Wednesday, October 5, 2011

Are you imprisoned?!

"To forgive is to set a prisoner free and discover the prisoner was you."

"For if you forgive men their trespasses, your heavenly Father will also forgive you. But if you do not forgive men their trespasses, neither will your Father forgive your trespasses."
Matthew 6:14-15

How do you handle an offence against you? Are you quick to forgive or does bitterness fester within you? I have a horrible tendency to hold a grudge when someone offends me or hurts my feelings, especially when they are aware of how I feel and show no remorse. Can you relate? I am sure there's someone in your life that has "done you wrong" and hasn't confessed. Somehow, I always feel justified in my reasons for not offering them forgiveness. 

However, I am recently discovering the danger and destruction caused by this thinking. Continually dwelling on MY pain prevents me from being able to see things through my offender's eyes. If I were not so concerned about myself, perhaps I would be able to look deeper into their situation and empathize with their pain. What if something were to happen to that person? What if I lost all chance of renewing that which was once a thriving relationship? What if he/she never really knew that, despite it all, I love him/her? No matter how bad I've been hurt, am I willing to allow someone to feel worthless to me? I truly believe that if you are not willing to renew a fractured relationship, you never really had a solid foundation in the first place. 

Some folks have the perspective that says, "Well, I'm not forgiving them as a form of punishment". If you have the, "This'll show 'em!" revenge mentality, you will end up causing yourself far more pain than you ever hoped to inflict. Trust me, the person that refuses to forgive, burns the bridge that he will eventually need to cross. Don't bind the shackles to your own wrists.

Others take the, "I know things aren't right between me and "So&So", but it's ok, because I'm right with God." approach. According to our verse, that cannot be. You must first forgive, even if your offender is unapologetic for his/her actions. And if you truly forgive that person, your heart toward them would change. You would begin to value their worth and desire to have your relationship back. Your "grudge" would be forgotten...as if the offence never occurred. Granted, you are not responsible for how they respond, but you will be freed from the bondage of being unforgiven by the Lord. And you will leave them feeling free to come back to your embrace when they're ready, knowing all is forgiven and you desire to love them.

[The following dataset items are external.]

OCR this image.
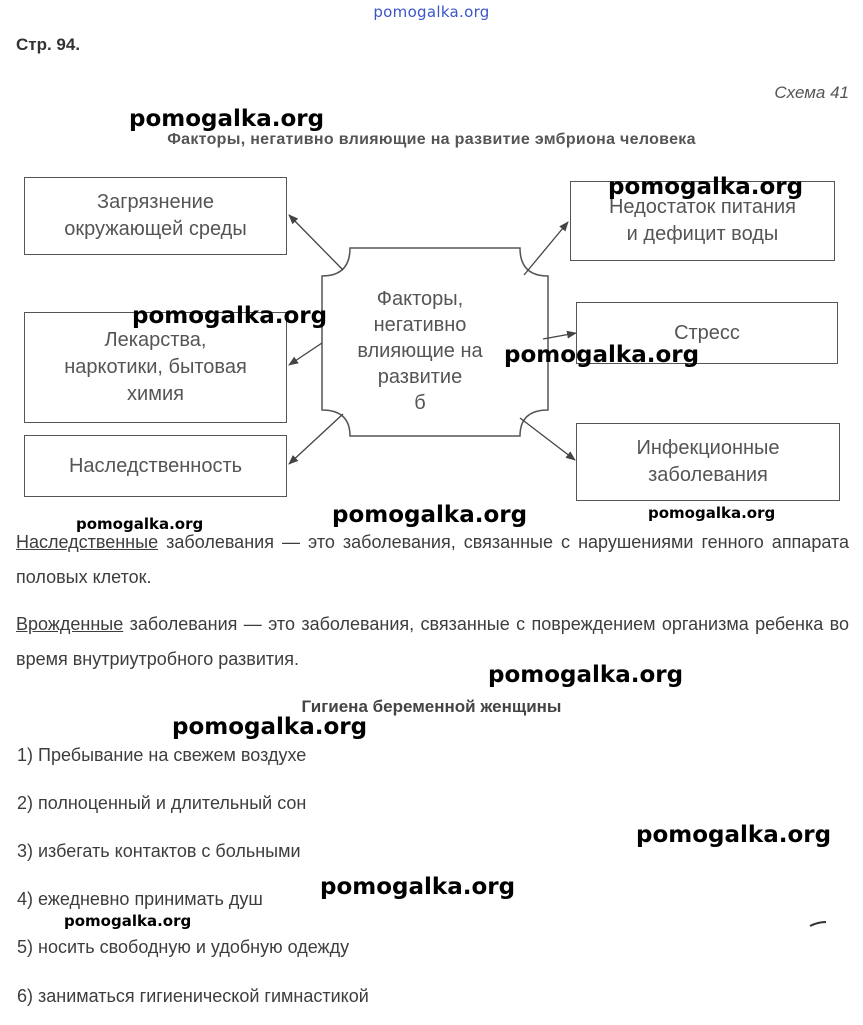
pomogalka.org
Стр. 94.
Схема 41
Факторы, негативно влияющие на развитие эмбриона человека
Факторы,
негативно
влияющие на
развитие
б
Загрязнение
окружающей среды
Лекарства,
наркотики, бытовая
химия
Наследственность
Недостаток питания
и дефицит воды
Стресс
Инфекционные
заболевания
Наследственные заболевания — это заболевания, связанные с нарушениями генного аппарата половых клеток.
Врожденные заболевания — это заболевания, связанные с повреждением организма ребенка во время внутриутробного развития.
Гигиена беременной женщины
1) Пребывание на свежем воздухе
2) полноценный и длительный сон
3) избегать контактов с больными
4) ежедневно принимать душ
5) носить свободную и удобную одежду
6) заниматься гигиенической гимнастикой
pomogalka.org
pomogalka.org
pomogalka.org
pomogalka.org
pomogalka.org	pomogalka.org	pomogalka.org
pomogalka.org
pomogalka.org
pomogalka.org
pomogalka.org
pomogalka.org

Typically, we are wounded by people that hurt us with their tongues; their words cause us deep emotional pain. Imagine the pain that Jesus endured on the cross. He was brutally beaten. He was spat upon and humiliated. He endured every unimaginable, excruciating physical & emotional pain, simultaneously. His humanity and deity was attacked, and how did He respond?..."Father, forgive them for they know not what they do."(Luke 23:34) WHAT?!! How can that be?! We get defensive and decline offering forgiveness when someone says something we don't like. You think it was easy for Jesus to forgive while hanging on the cross after everything they did to Him?! My Friend, let's not forget that even though He was God and had the ability and authority to save Himself, He was 100% fully man. He was flesh and dealt with the same struggles that we have to deal with. The difference is, He always responded in the RIGHT way. Jesus Christ was the Ultimate Empathizer! He knows exactly what it's like!! He can relate to whatever issue you're dealing with.

Here are some nuggets of truth that I hope you will dwell on while you travel the road to forgiveness.They will comfort your heart.
"If it is possible, as much as depends on you, live peaceably with all men." Romans 12:18
"When a man's ways please the Lord, He makes even his enemies to be at peace with him." Proverbs 16:7
"Depart from evil and do good; Seek peace and pursue it." Psalm 34:14
"He who is devoid of wisdom despises his neighbor, but a man of understanding holds his peace." Proverbs 11:12
"Lord, You will establish peace for us, for You have also done all our works in us." Isaiah 26:12

"And the God of peace will crush Satan under your feet shortly. The grace of our Lord Jesus Christ be with you. Amen." Romans 16:20. No time to lose, Friend! We have a responsibility to put ourselves aside and be as Christ would be to our offenders. 

Choose the freedom He can offer and...

Find Joy in Him, Beloved!

1 comment:

  1. Having gone through something like this recently, I can whole-heartedly agree that there is nothing more FREEING that choosing to extend God's grace & forgiveness to someone else. And when you do it, the Lord replaces that "hurt" with an incredible peace that passes understanding!